Director: André Øvredal
Notable Cast: Zoe Colletti, Michael Garza, Austin Abrams, Gabriel Rush, Austin Zajur, Natalie Ganzhorn, Javier Botet, Mark Steger
I was quite hyped for this one. The source material for Scary Stories to Tell in the Dark was a cornerstone of my horror media upbringing, del Toro is sitting in the producer's chair, and director André Øvredal has proven to be something of a master in genre cinema with back to back classics in Troll Hunter and The Autopsy of Jane Doe. Naturally, that means it's bound to be generally underwhelming based on expectations versus the actual execution of the film. Even with that, the film ends up being a highly entertaining time for both kids and adults. It never quite finds the right balance, but strong set pieces and efficient pacing make it a solid fall film.
Scary Stories to Tell in the Dark is, however, quite the enjoyable kid's horror film, inspired by the blend of child-friendly basic storytelling and stylish horror set-pieces based on the books with a hint of the iconic artwork that set aside the source material. At times, the film tries too hard to ride the line between a youth and adult film and a few moments in the film had me wondering why they didn't lean further both directions when needed.
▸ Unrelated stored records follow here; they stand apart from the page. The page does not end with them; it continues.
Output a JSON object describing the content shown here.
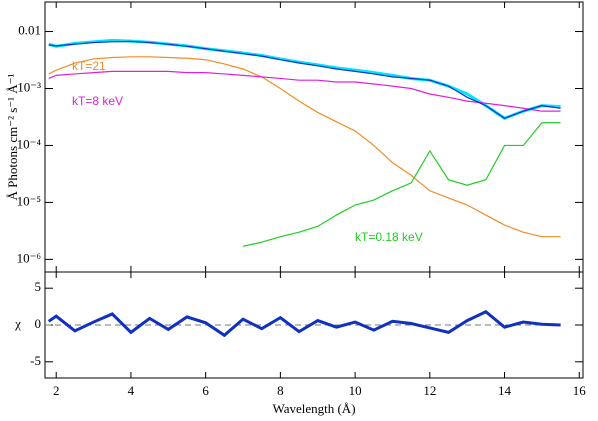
{
  "chart_data": [
    {
      "type": "line",
      "ylabel": "Å Photons cm⁻² s⁻¹ Å⁻¹",
      "annotations": [
        "kT=21",
        "kT=8 keV",
        "kT=0.18 keV"
      ],
      "ylog": true,
      "xlim": [
        1.7,
        16.1
      ],
      "xticks": [
        2,
        4,
        6,
        8,
        10,
        12,
        14,
        16
      ],
      "ylim": [
        6e-07,
        0.033
      ],
      "yticks": [
        {
          "value": 1e-06,
          "label": "10⁻⁶"
        },
        {
          "value": 1e-05,
          "label": "10⁻⁵"
        },
        {
          "value": 0.0001,
          "label": "10⁻⁴"
        },
        {
          "value": 0.001,
          "label": "10⁻³"
        },
        0.01
      ],
      "x": [
        1.8,
        2,
        2.5,
        3,
        3.5,
        4,
        4.5,
        5,
        5.5,
        6,
        6.5,
        7,
        7.5,
        8,
        8.5,
        9,
        9.5,
        10,
        10.5,
        11,
        11.5,
        12,
        12.5,
        13,
        13.5,
        14,
        14.5,
        15,
        15.5
      ],
      "series": [
        {
          "color": "#00e5ff",
          "values": [
            0.006,
            0.0055,
            0.0062,
            0.0066,
            0.007,
            0.0068,
            0.0065,
            0.006,
            0.0056,
            0.005,
            0.0046,
            0.0042,
            0.0038,
            0.0033,
            0.0029,
            0.0026,
            0.0023,
            0.0021,
            0.0019,
            0.0017,
            0.0015,
            0.0014,
            0.0011,
            0.0008,
            0.0005,
            0.0003,
            0.0004,
            0.0005,
            0.00048
          ]
        },
        {
          "color": "#f28c28",
          "values": [
            0.0018,
            0.0021,
            0.0028,
            0.0033,
            0.0035,
            0.0036,
            0.0036,
            0.0035,
            0.0034,
            0.0032,
            0.0027,
            0.0022,
            0.0016,
            0.001,
            0.0006,
            0.00038,
            0.00026,
            0.00018,
            0.0001,
            5e-05,
            3e-05,
            1.6e-05,
            1.2e-05,
            9e-06,
            6e-06,
            4e-06,
            3e-06,
            2.5e-06,
            2.5e-06
          ]
        },
        {
          "color": "#e020e0",
          "values": [
            0.0015,
            0.0017,
            0.0018,
            0.0019,
            0.002,
            0.002,
            0.002,
            0.002,
            0.0019,
            0.0019,
            0.0018,
            0.0017,
            0.0016,
            0.0015,
            0.0014,
            0.0014,
            0.0013,
            0.0013,
            0.0012,
            0.0011,
            0.001,
            0.0008,
            0.0007,
            0.0006,
            0.00055,
            0.0005,
            0.00045,
            0.0004,
            0.0004
          ]
        },
        {
          "color": "#22cc22",
          "values": [
            null,
            null,
            null,
            null,
            null,
            null,
            null,
            null,
            null,
            null,
            null,
            1.7e-06,
            2e-06,
            2.5e-06,
            3e-06,
            3.8e-06,
            6e-06,
            9e-06,
            1.1e-05,
            1.6e-05,
            2.2e-05,
            8e-05,
            2.5e-05,
            2e-05,
            2.5e-05,
            0.0001,
            0.0001,
            0.00025,
            0.00025
          ]
        },
        {
          "color": "#1030c0",
          "values": [
            0.0058,
            0.0056,
            0.006,
            0.0064,
            0.0066,
            0.0067,
            0.0064,
            0.006,
            0.0055,
            0.005,
            0.0045,
            0.0041,
            0.0037,
            0.0032,
            0.0028,
            0.0025,
            0.0022,
            0.002,
            0.0018,
            0.0016,
            0.0015,
            0.0014,
            0.0011,
            0.0007,
            0.0005,
            0.0003,
            0.0004,
            0.0005,
            0.00045
          ]
        }
      ]
    },
    {
      "type": "line",
      "xlabel": "Wavelength (Å)",
      "ylabel": "χ",
      "xlim": [
        1.7,
        16.1
      ],
      "xticks": [
        2,
        4,
        6,
        8,
        10,
        12,
        14,
        16
      ],
      "ylim": [
        -7.2,
        7.2
      ],
      "yticks": [
        -5,
        0,
        5
      ],
      "x": [
        1.8,
        2,
        2.5,
        3,
        3.5,
        4,
        4.5,
        5,
        5.5,
        6,
        6.5,
        7,
        7.5,
        8,
        8.5,
        9,
        9.5,
        10,
        10.5,
        11,
        11.5,
        12,
        12.5,
        13,
        13.5,
        14,
        14.5,
        15,
        15.5
      ],
      "series": [
        {
          "color": "#1030c0",
          "values": [
            0.5,
            1.2,
            -0.8,
            0.4,
            1.5,
            -1.0,
            0.9,
            -0.6,
            1.1,
            0.3,
            -1.4,
            0.8,
            -0.5,
            1.0,
            -0.9,
            0.6,
            -0.3,
            0.4,
            -0.7,
            0.5,
            0.2,
            -0.4,
            -1.0,
            0.6,
            1.8,
            -0.3,
            0.4,
            0.1,
            0.0
          ]
        }
      ]
    }
  ]
}
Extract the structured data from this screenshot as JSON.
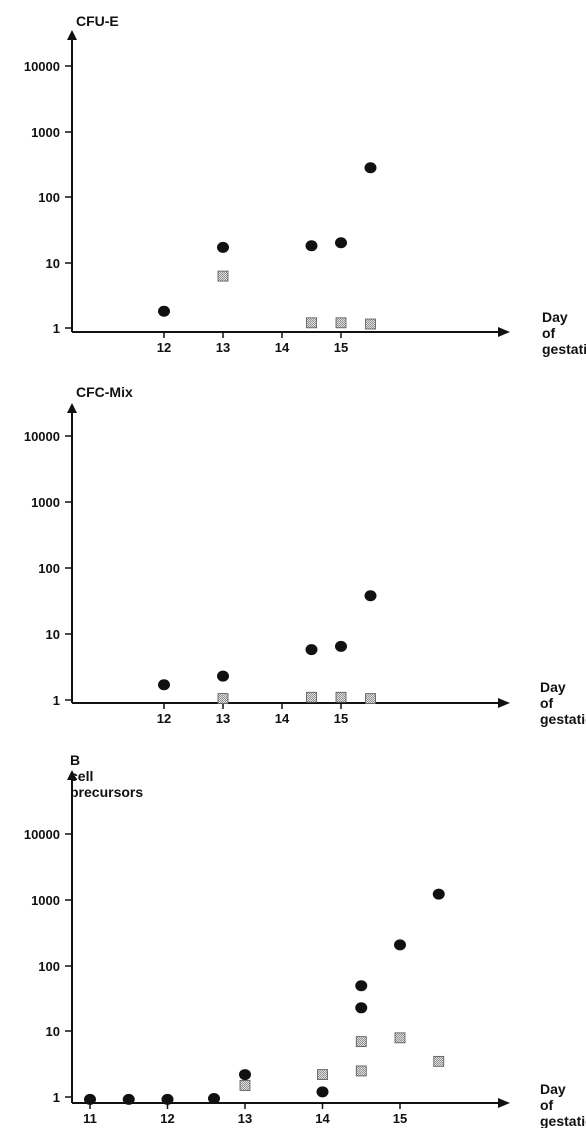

The overall Halloween and fall atmosphere is solid, as is the use of the 1968 setting to give it a slight fairy tale/fantasy vibe that I was genuinely impressed by. The overall plot feels pretty generic, obviously showing a love for 80s kid genre films like Monster Squad or The Goonies at times and the story that threads the set-pieces together is a tad too hollow - despite a great anchoring performance by Zoe Colletti and a surprisingly bold choice to parallel the events with layers about Vietnam and Richard Nixon.
The reason someone will want to see Scary Stories to Tell in the Dark, particularly in theaters, is for those horror set-pieces which are delightfully stylish, tense, and fun. Øvredal channels a bit of Sam Raimi here with key moments including a stew slurping sequence and the red soaked surrealism of the Pale Faced Woman in a hallway, but each of the "stories" has its own feel that sets them apart from the rest which works. The film never tries to just jump scare its audience, but instead builds some great tension before unleashing its monsters on the kids racing against time to solve the usual ghost story mystery. Øvredal knows how to build a strong horror sequence with atmosphere and set up (if you've seen Jane Doe - you already know this) and he gets to still utilize that even in a kid's film.
Had the basic foundational narrative and plot been stronger and not so heavily reliant on overused tropes, Scary Stories might have lived up to the immense creative forces that were assembling for it. Still, the 10-year-old in me delighted in seeing some of my favorite tales up on the silver screen and when the film needs to succeed - it does so with a sly wink and well-crafted moment.